Sally then emailed me a few forms to fill in – training history, height/weight etc. which I've now done and she's formulating a plan for me!

It's a bit eerie that she has already used my responses to identify potential pitfalls I'm already aware of – I suspect witchcraft – but it's reassuring that I'll actually have someone who knows what they're doing helping.

It also means I can absolve myself of any responsibility to plan my training so I make it round - that's her job!

So, weight lifted from mind, I can focus on getting over my current ailments, safe in the knowledge that once I'm good to go, she'll get me round faster and stronger than ever before.

No pressure Sally.


  1. "Last year I felt the people I met online and I were akin to a marathon running support group. It was ace."

    This made me smile :)

    Congrats on winning Sally's competition!

  2. Phil, this is a good article. As someone who has run quite a few marathons myself I initially felt confident that I could help my girlfriend devise a programme for her debut marathon. However on reflection this suddenly seemed like a daunting task - I had almost forgotten what it was like to be preparing for a first attempt at the distance. Thankfully we have been able to work together to get a programme that suits her. My point?
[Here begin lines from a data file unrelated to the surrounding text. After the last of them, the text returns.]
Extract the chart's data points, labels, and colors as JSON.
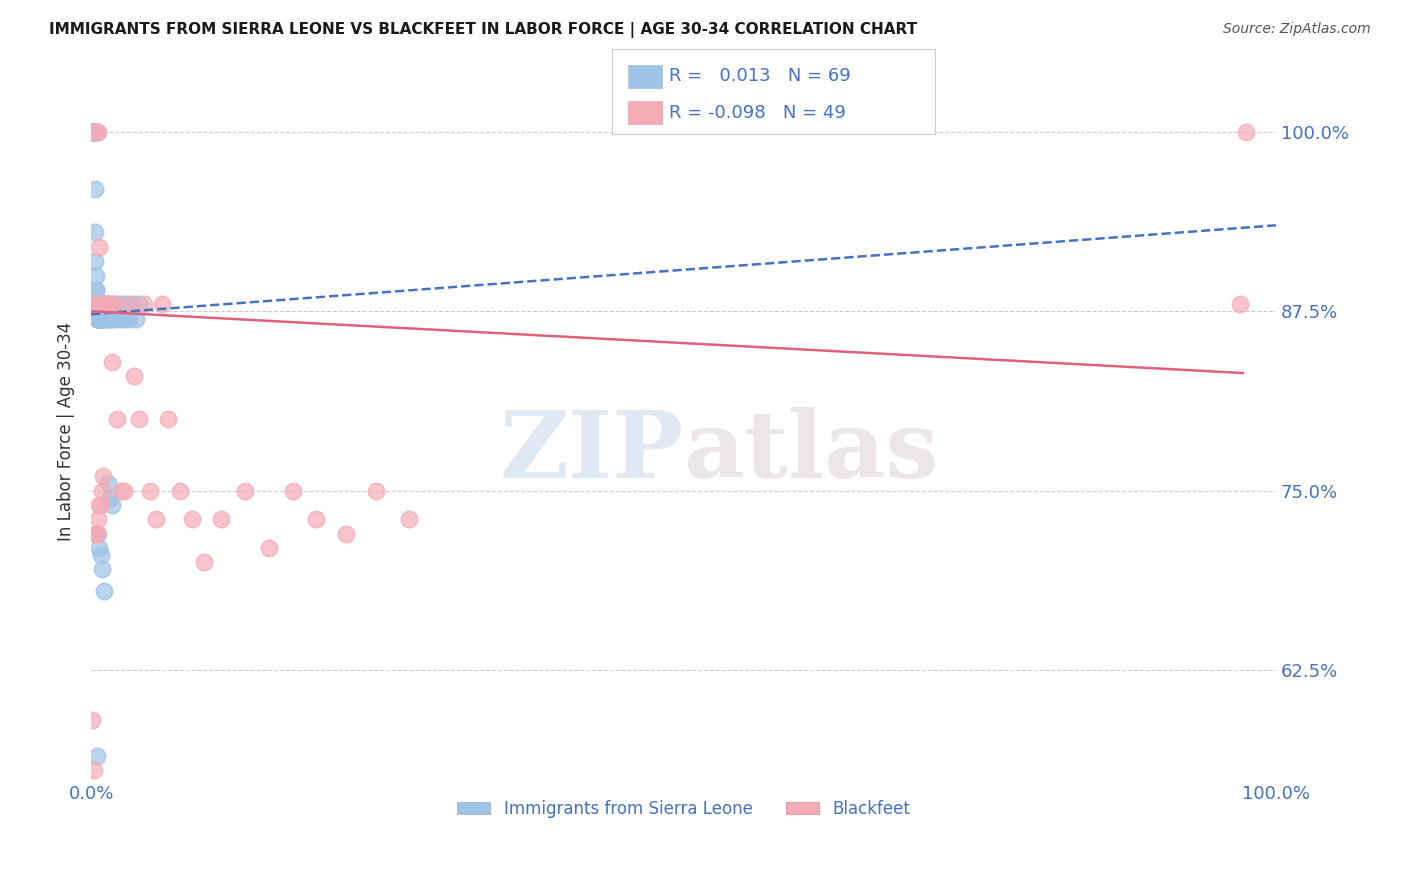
{
  "title": "IMMIGRANTS FROM SIERRA LEONE VS BLACKFEET IN LABOR FORCE | AGE 30-34 CORRELATION CHART",
  "source": "Source: ZipAtlas.com",
  "ylabel": "In Labor Force | Age 30-34",
  "xlim": [
    0.0,
    1.0
  ],
  "ylim": [
    0.548,
    1.035
  ],
  "yticks": [
    0.625,
    0.75,
    0.875,
    1.0
  ],
  "ytick_labels": [
    "62.5%",
    "75.0%",
    "87.5%",
    "100.0%"
  ],
  "xtick_labels": [
    "0.0%",
    "100.0%"
  ],
  "xticks": [
    0.0,
    1.0
  ],
  "blue_R": 0.013,
  "blue_N": 69,
  "pink_R": -0.098,
  "pink_N": 49,
  "legend_blue": "Immigrants from Sierra Leone",
  "legend_pink": "Blackfeet",
  "accent_color": "#4472c4",
  "blue_color": "#9dc3e6",
  "blue_dark": "#2e5fa3",
  "pink_color": "#f4acb7",
  "pink_dark": "#c9547a",
  "blue_trend_color": "#4472c4",
  "pink_trend_color": "#e06080",
  "blue_trend_start_y": 0.873,
  "blue_trend_end_y": 0.935,
  "pink_trend_start_y": 0.875,
  "pink_trend_end_y": 0.832,
  "pink_trend_end_x": 0.972,
  "watermark_zip": "ZIP",
  "watermark_atlas": "atlas",
  "background_color": "#ffffff",
  "blue_x": [
    0.001,
    0.001,
    0.001,
    0.002,
    0.002,
    0.002,
    0.002,
    0.003,
    0.003,
    0.003,
    0.003,
    0.003,
    0.003,
    0.004,
    0.004,
    0.004,
    0.004,
    0.004,
    0.005,
    0.005,
    0.005,
    0.005,
    0.006,
    0.006,
    0.006,
    0.006,
    0.007,
    0.007,
    0.007,
    0.008,
    0.008,
    0.008,
    0.009,
    0.009,
    0.01,
    0.01,
    0.01,
    0.011,
    0.011,
    0.012,
    0.012,
    0.013,
    0.013,
    0.014,
    0.015,
    0.015,
    0.016,
    0.017,
    0.018,
    0.019,
    0.02,
    0.022,
    0.024,
    0.026,
    0.028,
    0.03,
    0.032,
    0.035,
    0.038,
    0.04,
    0.014,
    0.016,
    0.018,
    0.005,
    0.006,
    0.007,
    0.008,
    0.009,
    0.011
  ],
  "blue_y": [
    1.0,
    1.0,
    1.0,
    1.0,
    1.0,
    1.0,
    1.0,
    1.0,
    1.0,
    1.0,
    0.96,
    0.93,
    0.91,
    0.9,
    0.89,
    0.89,
    0.88,
    0.88,
    0.88,
    0.88,
    0.88,
    0.87,
    0.87,
    0.87,
    0.87,
    0.88,
    0.88,
    0.87,
    0.87,
    0.87,
    0.87,
    0.87,
    0.87,
    0.88,
    0.88,
    0.87,
    0.87,
    0.88,
    0.87,
    0.87,
    0.88,
    0.87,
    0.88,
    0.87,
    0.87,
    0.88,
    0.87,
    0.88,
    0.87,
    0.88,
    0.87,
    0.88,
    0.87,
    0.88,
    0.87,
    0.88,
    0.87,
    0.88,
    0.87,
    0.88,
    0.755,
    0.745,
    0.74,
    0.565,
    0.72,
    0.71,
    0.705,
    0.695,
    0.68
  ],
  "pink_x": [
    0.001,
    0.002,
    0.003,
    0.004,
    0.005,
    0.006,
    0.007,
    0.008,
    0.009,
    0.01,
    0.012,
    0.014,
    0.016,
    0.018,
    0.02,
    0.022,
    0.025,
    0.028,
    0.032,
    0.036,
    0.04,
    0.045,
    0.05,
    0.055,
    0.06,
    0.065,
    0.075,
    0.085,
    0.095,
    0.11,
    0.13,
    0.15,
    0.17,
    0.19,
    0.215,
    0.24,
    0.268,
    0.002,
    0.003,
    0.004,
    0.005,
    0.006,
    0.007,
    0.008,
    0.009,
    0.01,
    0.97,
    0.975,
    0.002
  ],
  "pink_y": [
    0.59,
    0.88,
    0.88,
    1.0,
    1.0,
    1.0,
    0.92,
    0.88,
    0.88,
    0.88,
    0.88,
    0.88,
    0.88,
    0.84,
    0.88,
    0.8,
    0.75,
    0.75,
    0.88,
    0.83,
    0.8,
    0.88,
    0.75,
    0.73,
    0.88,
    0.8,
    0.75,
    0.73,
    0.7,
    0.73,
    0.75,
    0.71,
    0.75,
    0.73,
    0.72,
    0.75,
    0.73,
    0.88,
    0.72,
    0.72,
    0.72,
    0.73,
    0.74,
    0.74,
    0.75,
    0.76,
    0.88,
    1.0,
    0.555
  ]
}
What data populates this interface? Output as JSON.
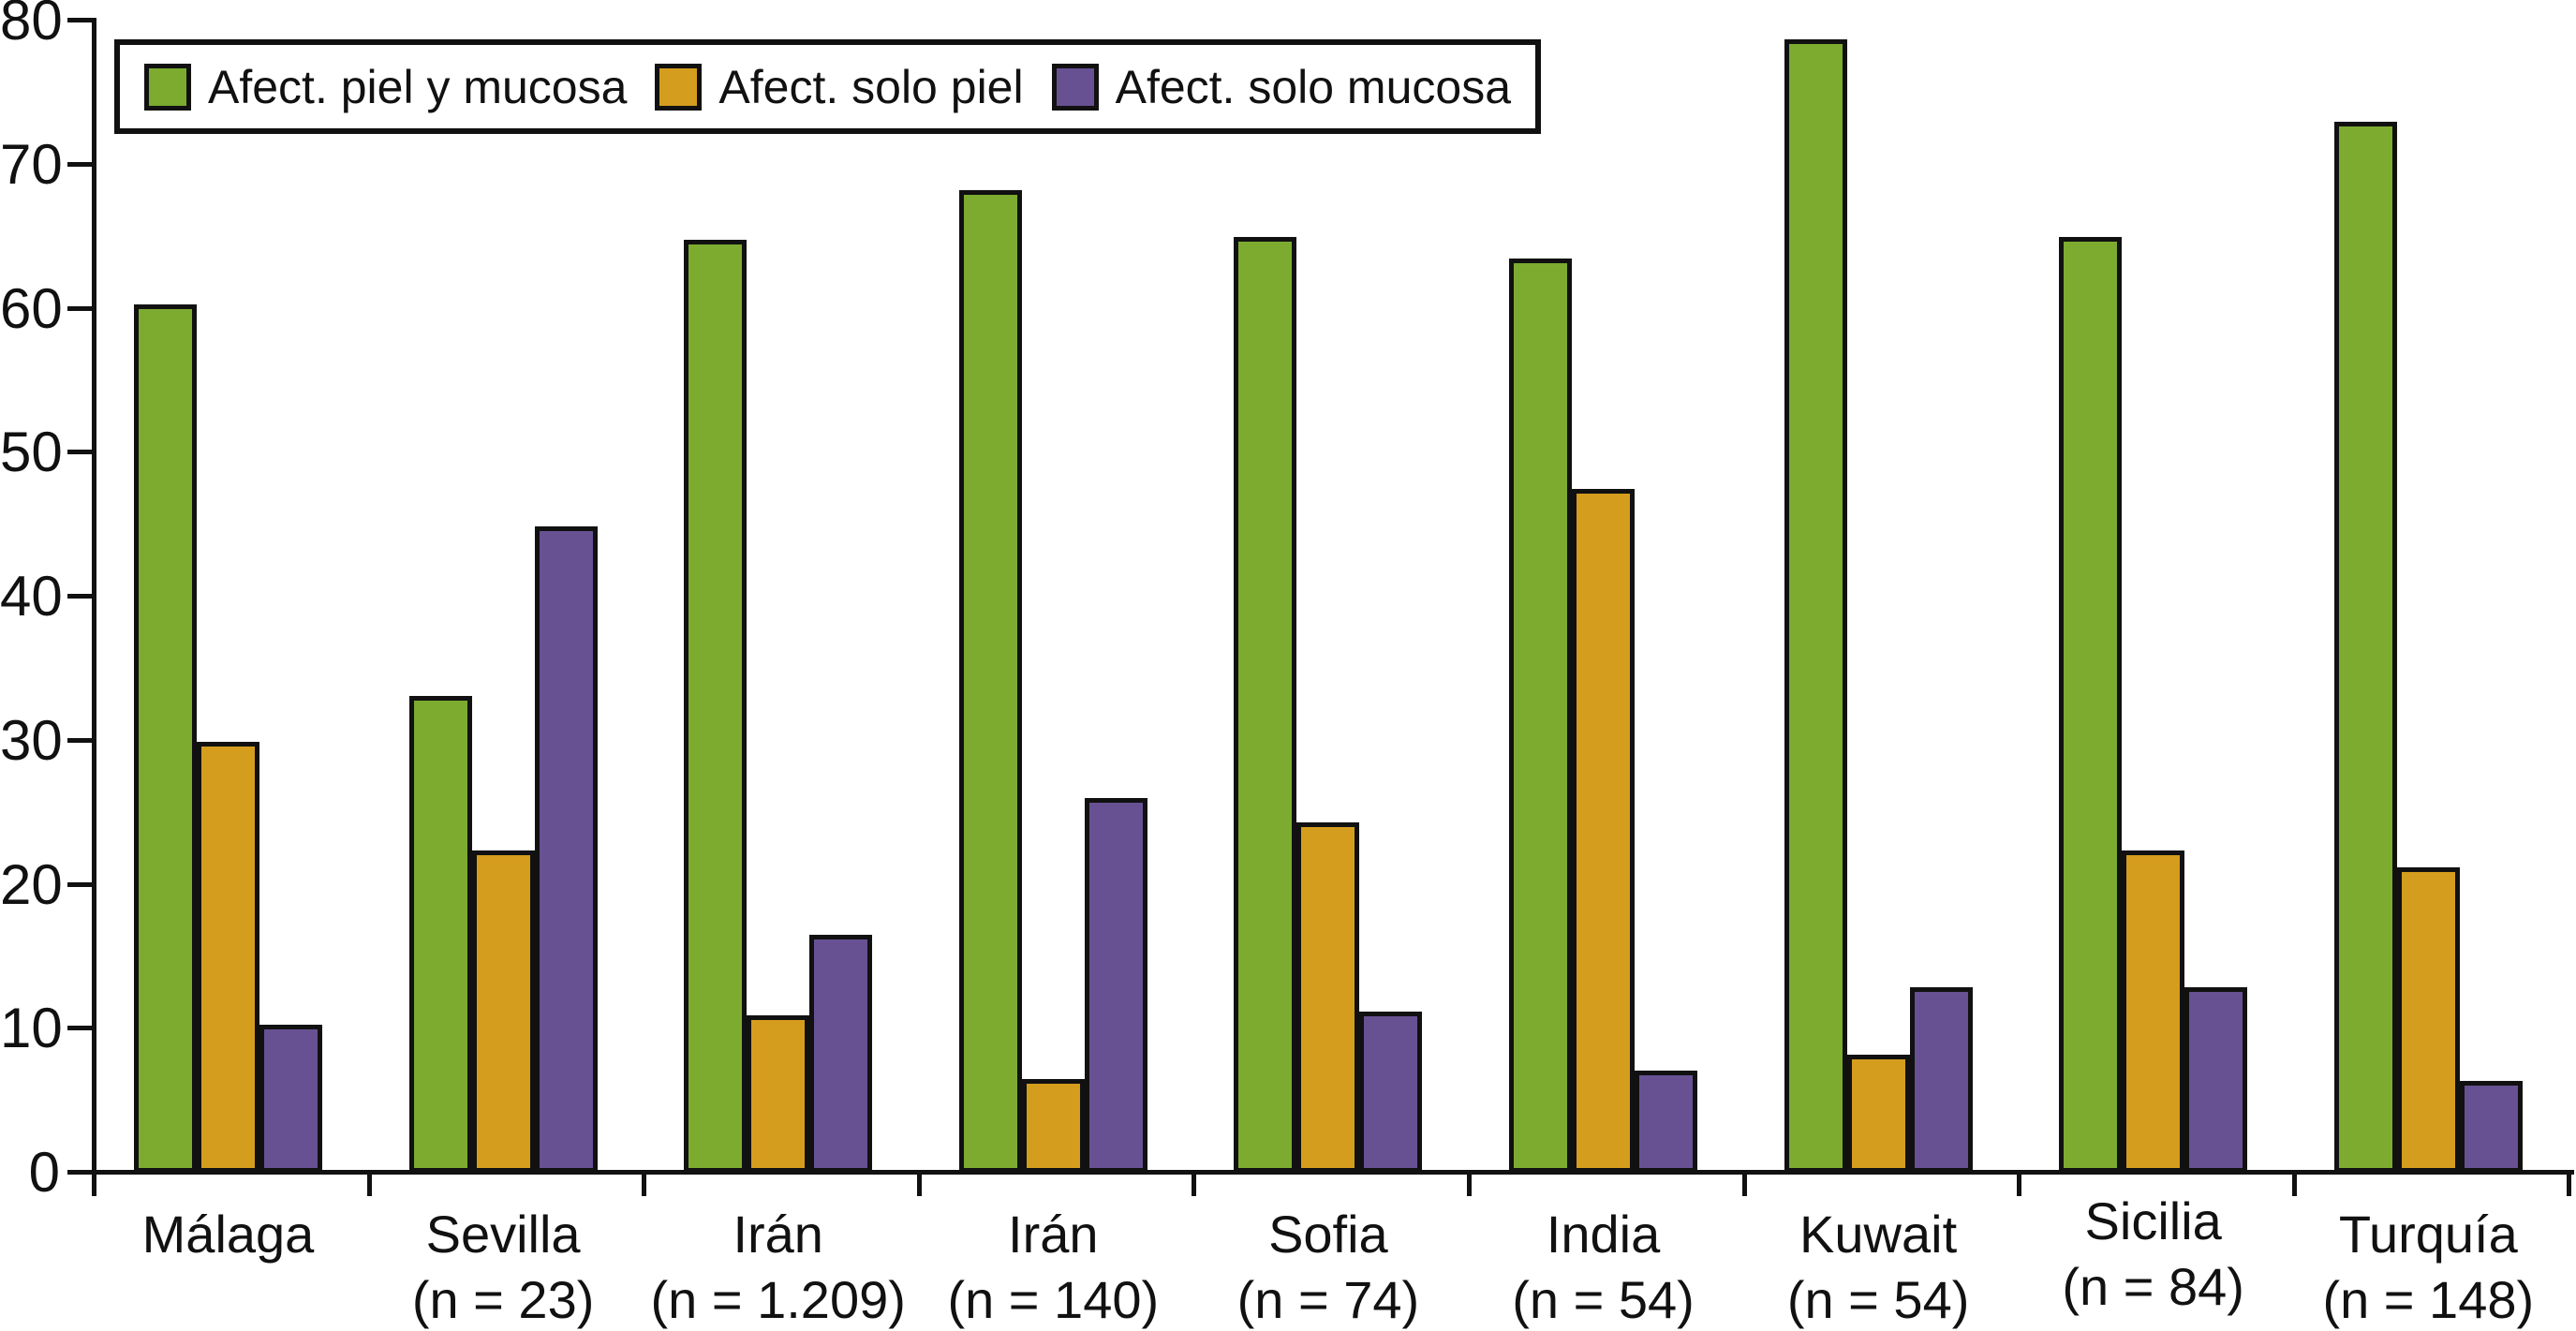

No matter how experienced the person writing your schedule (and I know Sally knows her stuff) only you know how your body feels and the programme needs to suit you... after all, nobody will be running the marathon for you!

  3. @ Becki - thanks hon. Hopefully it'll make a difference!

    It really was ace, but it looks like none of the other 09'ers running in 2010. boo!

    @ Simon - I think, despite my rambling, you got what I was getting at - you can't be too proscriptive.

    I expect working with Sally will be a two way thing - shaping one week's training based on feedback from the previous weeks. So hopefully it'll be third time lucky!

  4. Hmmm, no, no pressure at all!

    Delighted to work with you on the project which will culminate in SUCCESS.! You're the ideal competition winner; strong desire to succeed but a few minor obstacles, like cracked ribs, so not TOO much of a breeze.